My great theory

3 August 2006
2:09 PM

I don’t know much about probability and statistics (though I have my eye on a new book, Chances Are by Michael Kaplan and Ellen Kaplan, that’s supposed to be quite good). I do know enough to figure out some basics combinations. For example, let’s say that you have four pairs of pants and eight shirts, and that through miraculous wardrobe planning, you can wear any of the shirts with any of the pants. Some very simple math says you then have 4 × 8, or 32 possible outfits. Similarly, if you’re a woman looking to maximize a fairly limited wardrobe (like, I don’t know, that of a Holy Cross Associate), you might have a three pairs of earrings, three necklaces, and two bracelets. This jewelry allows you to add 3 × 3 × 2, or 18 accessorizing options to any outfit you’ve got.

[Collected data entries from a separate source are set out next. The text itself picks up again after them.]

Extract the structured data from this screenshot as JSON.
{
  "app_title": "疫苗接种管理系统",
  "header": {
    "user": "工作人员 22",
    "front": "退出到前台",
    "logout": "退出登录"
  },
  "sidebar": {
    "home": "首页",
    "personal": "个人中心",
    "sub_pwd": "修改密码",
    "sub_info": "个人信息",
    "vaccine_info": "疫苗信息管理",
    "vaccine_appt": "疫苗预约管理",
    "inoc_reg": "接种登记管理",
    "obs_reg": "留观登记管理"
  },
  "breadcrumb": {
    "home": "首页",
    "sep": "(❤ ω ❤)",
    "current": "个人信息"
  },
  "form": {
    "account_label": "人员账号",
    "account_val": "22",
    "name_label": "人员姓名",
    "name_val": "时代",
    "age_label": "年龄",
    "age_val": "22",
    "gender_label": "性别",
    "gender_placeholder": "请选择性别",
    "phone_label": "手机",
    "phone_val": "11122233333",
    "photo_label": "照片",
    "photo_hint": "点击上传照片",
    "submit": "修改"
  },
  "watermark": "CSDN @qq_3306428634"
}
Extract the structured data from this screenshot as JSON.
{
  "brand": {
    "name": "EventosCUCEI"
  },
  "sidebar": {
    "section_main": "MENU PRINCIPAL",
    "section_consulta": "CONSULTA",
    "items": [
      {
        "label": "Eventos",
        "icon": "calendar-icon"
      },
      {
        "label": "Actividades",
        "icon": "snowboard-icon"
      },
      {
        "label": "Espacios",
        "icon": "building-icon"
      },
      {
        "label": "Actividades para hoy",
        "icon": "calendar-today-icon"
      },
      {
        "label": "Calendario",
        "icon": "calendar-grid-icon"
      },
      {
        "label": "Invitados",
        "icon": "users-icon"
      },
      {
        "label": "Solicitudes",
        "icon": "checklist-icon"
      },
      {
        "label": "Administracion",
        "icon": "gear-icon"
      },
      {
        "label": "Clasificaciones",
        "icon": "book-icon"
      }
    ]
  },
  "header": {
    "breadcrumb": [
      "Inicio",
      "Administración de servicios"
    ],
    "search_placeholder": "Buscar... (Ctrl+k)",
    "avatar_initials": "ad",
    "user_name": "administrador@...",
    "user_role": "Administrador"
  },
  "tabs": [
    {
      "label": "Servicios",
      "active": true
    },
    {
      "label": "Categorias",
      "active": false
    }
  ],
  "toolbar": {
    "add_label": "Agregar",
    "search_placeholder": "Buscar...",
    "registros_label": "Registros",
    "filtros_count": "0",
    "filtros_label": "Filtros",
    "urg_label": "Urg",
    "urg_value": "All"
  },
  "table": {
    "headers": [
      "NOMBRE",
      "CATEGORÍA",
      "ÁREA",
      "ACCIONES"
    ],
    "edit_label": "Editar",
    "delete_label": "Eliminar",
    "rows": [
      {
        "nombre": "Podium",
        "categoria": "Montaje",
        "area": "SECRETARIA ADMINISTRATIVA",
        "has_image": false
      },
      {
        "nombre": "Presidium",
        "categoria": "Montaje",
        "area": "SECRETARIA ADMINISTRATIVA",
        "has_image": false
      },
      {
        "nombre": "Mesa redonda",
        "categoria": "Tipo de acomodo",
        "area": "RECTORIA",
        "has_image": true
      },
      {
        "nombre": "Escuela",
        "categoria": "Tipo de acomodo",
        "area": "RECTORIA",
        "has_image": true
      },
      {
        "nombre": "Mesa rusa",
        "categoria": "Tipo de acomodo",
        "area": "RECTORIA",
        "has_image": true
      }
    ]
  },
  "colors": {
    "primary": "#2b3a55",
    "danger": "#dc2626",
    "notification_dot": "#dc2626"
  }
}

You’re with me so far, I’m sure, because this is basic enough that I’m pretty sure I can’t screw up the explanation. To figure out the number of combinations of items, you just multiply them all together. In the Chilean winter, however, I have recently realized something that just may revolutionize combination theory. If I were John Forbes Nash, this would be my great idea that will win me a Nobel Prize. I have about nine shirts, and three sweaters that I wear regularly here in the winter. Now, traditional calculations might say that I have 27 combinations of upper-body clothing. That is clearly enough to convince people who see me on a daily basis that I don’t wear the same thing all the time. But this is wrong! Since the sweater completely covers the shirt, I actually have just three outfits, which people see me wearing day after day. The measure of combinations is completely inaccurate. As a result, people think that I don’t have any clothing.

Now I just need to publish something with fancy charts and equations and await my fame. Just remember that you heard it here first.